I think this thread may be dead, but I had to through in my two cents...
We call seem to be trying to guess the naming convention for OSX based on the conventional naming system that Mac and almost all other software manufactures have used. For example:
FlurbOS 1.0 -First release
FlurbOS 1.01 -Minor revision
FlurbOS 1.2 -Major revision
FlurbOS 2.0 -New release
This makes sense and works well, and thus we are assuming that apple will in some way stick to this naming convention. Unfortunately, the break from standard naming conventions for a marketing ploy is not unprecedented.
example...
Windows 3.0
Windows 3.1
Windows 3.11
Windows 95?????????????????????
Either a: MAJOR version jump or b: MAJOR marketing ploy...

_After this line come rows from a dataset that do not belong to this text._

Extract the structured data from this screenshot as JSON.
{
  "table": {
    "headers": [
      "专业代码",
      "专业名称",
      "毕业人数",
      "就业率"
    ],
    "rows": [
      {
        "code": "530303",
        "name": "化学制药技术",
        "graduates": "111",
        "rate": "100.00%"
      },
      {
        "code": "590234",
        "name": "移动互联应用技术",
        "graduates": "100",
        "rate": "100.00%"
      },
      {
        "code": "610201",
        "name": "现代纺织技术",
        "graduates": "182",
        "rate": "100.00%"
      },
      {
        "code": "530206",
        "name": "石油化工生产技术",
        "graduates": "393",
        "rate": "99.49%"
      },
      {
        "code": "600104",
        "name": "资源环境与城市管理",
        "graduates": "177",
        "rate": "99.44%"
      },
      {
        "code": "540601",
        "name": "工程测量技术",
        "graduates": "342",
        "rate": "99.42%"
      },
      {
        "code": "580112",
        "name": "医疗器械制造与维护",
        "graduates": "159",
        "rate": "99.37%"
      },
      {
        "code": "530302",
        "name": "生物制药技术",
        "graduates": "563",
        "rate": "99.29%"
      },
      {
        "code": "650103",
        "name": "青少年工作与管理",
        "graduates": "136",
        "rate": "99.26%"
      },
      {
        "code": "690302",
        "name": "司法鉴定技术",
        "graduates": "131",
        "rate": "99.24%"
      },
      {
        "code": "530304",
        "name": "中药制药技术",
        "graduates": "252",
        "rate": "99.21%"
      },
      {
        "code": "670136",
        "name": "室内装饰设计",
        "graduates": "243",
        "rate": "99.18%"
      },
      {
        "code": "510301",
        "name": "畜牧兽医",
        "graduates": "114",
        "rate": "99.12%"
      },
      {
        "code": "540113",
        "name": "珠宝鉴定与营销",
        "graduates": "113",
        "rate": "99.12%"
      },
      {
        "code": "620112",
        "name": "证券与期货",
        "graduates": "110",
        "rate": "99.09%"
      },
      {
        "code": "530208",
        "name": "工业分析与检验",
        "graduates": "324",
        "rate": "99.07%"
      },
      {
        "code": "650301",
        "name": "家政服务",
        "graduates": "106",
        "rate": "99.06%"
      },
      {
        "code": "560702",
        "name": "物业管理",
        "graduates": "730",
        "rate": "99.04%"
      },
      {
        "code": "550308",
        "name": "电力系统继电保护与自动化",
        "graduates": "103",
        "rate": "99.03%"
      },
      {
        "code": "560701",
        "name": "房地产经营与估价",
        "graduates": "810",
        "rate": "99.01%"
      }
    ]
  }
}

Considering the only drastic change was a new interface, Im guessing b. Microsplats solution for the revision problem in this system seems to be... "We just wont show it" The only way you can find it is by looking at the actual name where you see Win95a, b, c, and so on. Who knows in a few months we may be using MacOS Xb or some such thing. I would hope for X.0.1 but that looks funky two. I also have another opinion on why Mac went with the X. X as in uniX. X as in X Windows. Or even X as in neXt. X is by far the coolest letter, and for those of us who tend to linger in Unix land, it is defiantly attractive.
Back on the topic of revision naming, I think that history has shown when a company chooses to drop numeric version numbers for letters, the revision numbering usually goes on the window. (never saw a Windows NT.1 did ya?). My thought is that apple will either eventually drop the X for 10 or we will never see minor revision numbering again.